La historia de María del Pilar Moreno era muy distinta. Creció como hija mimada y consentida, en el seno de una familia que había ganado en prosperidad con el advenimiento de los movimientos revolucionarios. Poco antes de ser asesinado, el padre de la chica había comprado un segundo automóvil para la familia, cosa no frecuente en el México de 1922.

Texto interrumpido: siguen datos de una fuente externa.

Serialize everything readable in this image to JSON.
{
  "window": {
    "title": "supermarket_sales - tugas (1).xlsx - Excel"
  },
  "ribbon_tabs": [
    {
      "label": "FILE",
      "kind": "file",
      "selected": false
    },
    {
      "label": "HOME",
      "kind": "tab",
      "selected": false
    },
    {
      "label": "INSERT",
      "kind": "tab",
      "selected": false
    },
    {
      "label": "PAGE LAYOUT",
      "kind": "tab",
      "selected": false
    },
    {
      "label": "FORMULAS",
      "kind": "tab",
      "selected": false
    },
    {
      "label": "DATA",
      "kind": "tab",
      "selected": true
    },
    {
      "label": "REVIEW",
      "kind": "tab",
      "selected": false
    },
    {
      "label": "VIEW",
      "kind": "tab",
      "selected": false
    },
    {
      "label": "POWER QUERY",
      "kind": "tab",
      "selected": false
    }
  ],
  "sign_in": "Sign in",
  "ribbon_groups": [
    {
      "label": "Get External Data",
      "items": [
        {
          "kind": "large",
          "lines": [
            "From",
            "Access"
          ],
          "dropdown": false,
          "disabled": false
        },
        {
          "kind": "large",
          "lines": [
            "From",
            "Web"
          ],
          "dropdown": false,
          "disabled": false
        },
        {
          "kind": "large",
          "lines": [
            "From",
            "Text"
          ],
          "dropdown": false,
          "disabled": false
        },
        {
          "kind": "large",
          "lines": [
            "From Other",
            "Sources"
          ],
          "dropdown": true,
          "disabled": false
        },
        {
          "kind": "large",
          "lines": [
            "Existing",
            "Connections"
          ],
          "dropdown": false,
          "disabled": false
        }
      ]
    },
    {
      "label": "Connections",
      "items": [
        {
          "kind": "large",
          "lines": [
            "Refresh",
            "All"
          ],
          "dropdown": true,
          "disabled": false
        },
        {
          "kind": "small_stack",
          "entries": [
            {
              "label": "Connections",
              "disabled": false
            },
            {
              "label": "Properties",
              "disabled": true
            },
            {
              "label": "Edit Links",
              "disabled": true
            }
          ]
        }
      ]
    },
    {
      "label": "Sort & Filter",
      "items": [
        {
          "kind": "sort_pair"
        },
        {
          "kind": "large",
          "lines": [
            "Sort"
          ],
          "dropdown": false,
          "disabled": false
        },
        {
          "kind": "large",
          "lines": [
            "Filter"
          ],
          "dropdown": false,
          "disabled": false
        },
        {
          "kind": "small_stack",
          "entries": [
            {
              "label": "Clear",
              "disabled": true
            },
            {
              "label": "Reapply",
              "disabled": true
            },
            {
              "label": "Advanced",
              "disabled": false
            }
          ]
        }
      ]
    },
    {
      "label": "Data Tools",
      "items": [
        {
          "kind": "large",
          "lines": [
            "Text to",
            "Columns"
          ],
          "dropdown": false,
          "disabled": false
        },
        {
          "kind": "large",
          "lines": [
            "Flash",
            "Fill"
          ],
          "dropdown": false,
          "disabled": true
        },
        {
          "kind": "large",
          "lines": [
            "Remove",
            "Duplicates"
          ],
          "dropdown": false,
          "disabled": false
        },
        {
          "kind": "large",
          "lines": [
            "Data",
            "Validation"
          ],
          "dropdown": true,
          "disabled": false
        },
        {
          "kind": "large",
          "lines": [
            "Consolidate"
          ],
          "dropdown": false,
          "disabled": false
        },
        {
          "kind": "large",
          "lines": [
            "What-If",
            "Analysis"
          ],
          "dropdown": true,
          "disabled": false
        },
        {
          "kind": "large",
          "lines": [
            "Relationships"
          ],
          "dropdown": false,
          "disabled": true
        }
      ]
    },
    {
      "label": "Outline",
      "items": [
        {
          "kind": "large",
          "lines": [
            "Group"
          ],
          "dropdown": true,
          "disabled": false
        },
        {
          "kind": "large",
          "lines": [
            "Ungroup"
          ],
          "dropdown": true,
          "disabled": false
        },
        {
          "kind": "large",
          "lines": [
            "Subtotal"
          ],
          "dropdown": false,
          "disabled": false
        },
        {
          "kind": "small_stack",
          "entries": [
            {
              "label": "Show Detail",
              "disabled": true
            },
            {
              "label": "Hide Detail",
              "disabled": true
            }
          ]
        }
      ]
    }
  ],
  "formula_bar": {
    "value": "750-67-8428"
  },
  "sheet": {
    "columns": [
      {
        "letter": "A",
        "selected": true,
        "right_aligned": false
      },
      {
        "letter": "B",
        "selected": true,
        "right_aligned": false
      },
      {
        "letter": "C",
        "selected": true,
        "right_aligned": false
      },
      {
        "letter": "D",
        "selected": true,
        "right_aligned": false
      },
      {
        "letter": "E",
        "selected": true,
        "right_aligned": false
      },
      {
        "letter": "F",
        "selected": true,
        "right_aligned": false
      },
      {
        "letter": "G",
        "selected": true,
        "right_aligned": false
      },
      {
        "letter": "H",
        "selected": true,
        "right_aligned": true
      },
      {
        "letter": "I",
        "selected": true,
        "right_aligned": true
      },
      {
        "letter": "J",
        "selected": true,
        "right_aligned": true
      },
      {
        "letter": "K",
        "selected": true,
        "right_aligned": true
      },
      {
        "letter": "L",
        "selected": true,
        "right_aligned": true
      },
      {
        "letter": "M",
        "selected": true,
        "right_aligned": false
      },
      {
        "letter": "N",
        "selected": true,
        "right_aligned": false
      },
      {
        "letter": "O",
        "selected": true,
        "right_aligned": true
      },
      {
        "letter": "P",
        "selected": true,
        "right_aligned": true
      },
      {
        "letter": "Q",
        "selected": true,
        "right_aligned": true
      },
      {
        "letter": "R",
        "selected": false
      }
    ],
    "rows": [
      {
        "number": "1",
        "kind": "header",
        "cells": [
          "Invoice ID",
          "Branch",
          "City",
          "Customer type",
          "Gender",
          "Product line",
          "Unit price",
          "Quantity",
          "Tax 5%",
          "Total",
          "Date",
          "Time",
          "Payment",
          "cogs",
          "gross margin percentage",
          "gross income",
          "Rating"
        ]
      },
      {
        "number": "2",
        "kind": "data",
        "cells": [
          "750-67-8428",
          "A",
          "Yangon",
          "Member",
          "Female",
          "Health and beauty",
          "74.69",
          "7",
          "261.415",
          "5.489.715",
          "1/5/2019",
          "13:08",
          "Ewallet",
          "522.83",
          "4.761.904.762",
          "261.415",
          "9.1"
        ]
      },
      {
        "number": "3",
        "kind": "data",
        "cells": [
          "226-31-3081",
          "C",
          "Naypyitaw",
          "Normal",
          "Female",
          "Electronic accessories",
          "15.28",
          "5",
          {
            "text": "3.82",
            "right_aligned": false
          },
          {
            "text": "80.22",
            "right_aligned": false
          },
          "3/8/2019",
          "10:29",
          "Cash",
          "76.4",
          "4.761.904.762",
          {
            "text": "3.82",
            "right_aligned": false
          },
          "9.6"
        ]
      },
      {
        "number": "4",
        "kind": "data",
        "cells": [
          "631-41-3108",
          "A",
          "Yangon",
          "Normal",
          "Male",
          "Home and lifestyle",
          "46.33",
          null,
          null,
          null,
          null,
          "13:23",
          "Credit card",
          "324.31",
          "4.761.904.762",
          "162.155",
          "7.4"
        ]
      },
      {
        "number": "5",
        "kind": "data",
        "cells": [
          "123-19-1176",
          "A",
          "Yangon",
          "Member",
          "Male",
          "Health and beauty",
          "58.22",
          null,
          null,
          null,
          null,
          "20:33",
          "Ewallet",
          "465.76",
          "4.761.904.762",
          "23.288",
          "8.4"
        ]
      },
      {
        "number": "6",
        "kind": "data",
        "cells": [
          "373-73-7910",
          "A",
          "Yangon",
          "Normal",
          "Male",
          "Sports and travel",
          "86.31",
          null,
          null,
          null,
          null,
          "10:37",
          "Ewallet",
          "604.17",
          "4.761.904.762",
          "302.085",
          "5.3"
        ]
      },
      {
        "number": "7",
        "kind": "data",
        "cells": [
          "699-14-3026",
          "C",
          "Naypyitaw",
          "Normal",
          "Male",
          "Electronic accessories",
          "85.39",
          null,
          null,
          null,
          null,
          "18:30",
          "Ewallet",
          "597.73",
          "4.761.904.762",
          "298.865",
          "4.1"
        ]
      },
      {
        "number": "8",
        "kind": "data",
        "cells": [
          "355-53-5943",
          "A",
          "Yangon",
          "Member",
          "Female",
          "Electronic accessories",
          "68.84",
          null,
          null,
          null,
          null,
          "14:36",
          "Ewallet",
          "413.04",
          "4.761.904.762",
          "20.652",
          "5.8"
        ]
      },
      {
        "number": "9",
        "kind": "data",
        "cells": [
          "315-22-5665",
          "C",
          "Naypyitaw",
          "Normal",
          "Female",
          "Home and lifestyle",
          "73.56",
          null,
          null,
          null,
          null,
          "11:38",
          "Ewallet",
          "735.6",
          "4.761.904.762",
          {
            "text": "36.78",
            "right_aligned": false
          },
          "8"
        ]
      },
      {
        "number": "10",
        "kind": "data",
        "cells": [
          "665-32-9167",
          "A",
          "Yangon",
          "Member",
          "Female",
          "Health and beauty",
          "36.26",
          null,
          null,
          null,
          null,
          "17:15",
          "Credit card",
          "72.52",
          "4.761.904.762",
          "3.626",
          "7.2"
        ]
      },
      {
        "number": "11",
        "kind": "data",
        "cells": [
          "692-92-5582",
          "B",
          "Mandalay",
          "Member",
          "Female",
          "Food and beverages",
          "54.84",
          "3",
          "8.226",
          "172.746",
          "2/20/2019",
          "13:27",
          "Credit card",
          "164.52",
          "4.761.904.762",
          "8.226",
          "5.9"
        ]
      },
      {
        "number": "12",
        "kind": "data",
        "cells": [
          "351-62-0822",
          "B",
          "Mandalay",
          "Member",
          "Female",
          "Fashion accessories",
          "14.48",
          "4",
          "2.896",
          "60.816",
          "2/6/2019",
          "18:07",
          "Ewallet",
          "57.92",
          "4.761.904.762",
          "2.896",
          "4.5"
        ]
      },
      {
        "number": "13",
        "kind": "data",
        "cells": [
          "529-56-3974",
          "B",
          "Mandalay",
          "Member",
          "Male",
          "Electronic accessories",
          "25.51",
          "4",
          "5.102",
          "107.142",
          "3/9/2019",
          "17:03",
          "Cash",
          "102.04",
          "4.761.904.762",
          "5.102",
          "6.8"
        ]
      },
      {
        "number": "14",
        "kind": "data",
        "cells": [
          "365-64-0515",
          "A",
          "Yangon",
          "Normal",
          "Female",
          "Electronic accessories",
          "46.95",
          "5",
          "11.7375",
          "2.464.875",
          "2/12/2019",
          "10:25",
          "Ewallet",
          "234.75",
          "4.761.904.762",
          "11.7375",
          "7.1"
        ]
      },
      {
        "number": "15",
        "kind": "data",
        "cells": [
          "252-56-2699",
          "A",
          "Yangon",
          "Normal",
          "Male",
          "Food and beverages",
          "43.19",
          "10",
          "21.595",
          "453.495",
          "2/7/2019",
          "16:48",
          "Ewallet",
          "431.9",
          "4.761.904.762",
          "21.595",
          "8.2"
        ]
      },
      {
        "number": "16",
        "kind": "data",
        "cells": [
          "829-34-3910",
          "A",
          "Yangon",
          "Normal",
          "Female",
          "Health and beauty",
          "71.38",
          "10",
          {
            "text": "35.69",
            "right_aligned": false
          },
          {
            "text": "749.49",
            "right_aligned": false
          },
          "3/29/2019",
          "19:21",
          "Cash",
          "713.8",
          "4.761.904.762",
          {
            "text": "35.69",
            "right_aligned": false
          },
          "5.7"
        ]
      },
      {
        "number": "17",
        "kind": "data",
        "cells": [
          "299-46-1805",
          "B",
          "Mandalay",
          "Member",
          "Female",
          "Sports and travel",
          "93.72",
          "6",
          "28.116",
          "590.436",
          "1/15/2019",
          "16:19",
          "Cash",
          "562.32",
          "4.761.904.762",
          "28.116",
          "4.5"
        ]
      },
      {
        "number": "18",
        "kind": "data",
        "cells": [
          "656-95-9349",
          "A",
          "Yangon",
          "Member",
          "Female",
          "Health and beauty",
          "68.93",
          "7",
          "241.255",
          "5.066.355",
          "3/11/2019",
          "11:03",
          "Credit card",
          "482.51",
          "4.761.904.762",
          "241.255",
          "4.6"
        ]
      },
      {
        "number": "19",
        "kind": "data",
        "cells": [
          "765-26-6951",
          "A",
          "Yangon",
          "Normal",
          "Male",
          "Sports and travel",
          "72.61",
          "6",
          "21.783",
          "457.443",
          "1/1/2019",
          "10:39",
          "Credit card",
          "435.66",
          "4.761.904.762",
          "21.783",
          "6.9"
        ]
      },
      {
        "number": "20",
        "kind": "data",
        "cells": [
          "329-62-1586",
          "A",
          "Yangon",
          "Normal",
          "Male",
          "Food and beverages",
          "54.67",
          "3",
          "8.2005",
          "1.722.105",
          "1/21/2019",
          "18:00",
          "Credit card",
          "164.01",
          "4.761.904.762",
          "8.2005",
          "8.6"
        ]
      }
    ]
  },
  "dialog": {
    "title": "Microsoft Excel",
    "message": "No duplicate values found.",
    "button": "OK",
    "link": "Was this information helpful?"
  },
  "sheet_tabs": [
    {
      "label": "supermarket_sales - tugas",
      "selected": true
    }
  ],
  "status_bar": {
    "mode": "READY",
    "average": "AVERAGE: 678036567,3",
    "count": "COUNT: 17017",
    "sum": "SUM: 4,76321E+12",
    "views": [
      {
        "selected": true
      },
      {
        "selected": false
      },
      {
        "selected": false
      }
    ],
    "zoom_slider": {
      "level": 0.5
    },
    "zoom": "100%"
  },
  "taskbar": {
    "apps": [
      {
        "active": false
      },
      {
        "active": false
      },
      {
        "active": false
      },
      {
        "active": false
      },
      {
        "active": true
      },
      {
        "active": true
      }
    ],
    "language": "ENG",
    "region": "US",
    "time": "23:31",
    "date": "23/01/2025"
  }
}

De hecho, aquel factor había facilitado la venganza de la muchachita. Declaró a la prensa que ese 10 de julio dijo en casa que iba a la iglesia. Acompañada de su tía Otilia, abordaron uno de los dos autos. María del Pilar indicó al chofer que las llevara a la muy elegante iglesia de La Sagrada Familia, de la colonia Roma. Pero el auto se desvió de la ruta hacia el templo: a dos cuadras, está la calle de Tonalá.

La jovencita se bajó del auto, y abordó al senador. Todo se desencadenó con rapidez.

La prensa daba cuenta de las primeras declaraciones de la joven asesina. Las autoridades se dieron cuenta, desde el principio, que había en ellas contradicciones importantes. Primero, María del Pilar declaró que planeó el crimen y que, por eso, con el pretexto de ir a misa, se había trasladado a la colonia Roma. También dijo que estaba muy satisfecha de haber vengado a su padre. ¿Qué la había movido a tomar una decisión tan terrible? La respuesta fue contundente: “por defender mi vida, por defender el honor de mi padre y por defender mi orfandad”.

Aunque esa descripción general de los hechos fue repetida por María del Pilar en repetidas ocasiones, las cosas se complicaron cuando se le empezaron a requerir detalles del asesinato. La adolescente empezó a cambiar su versión. Dijo que no estaba buscando un encuentro con el senador Tejeda Llorca, que fue “una casualidad” encontrarlo a las puertas de su casa, y no quedó claro qué hacía a dos cuadras del templo de La Sagrada Familia. Seguramente, en el curso de esas primeras horas, alguien empezó a orientar a la joven asesina, quien empezó a intentar disipar la idea de que había cometido el crimen con premeditación.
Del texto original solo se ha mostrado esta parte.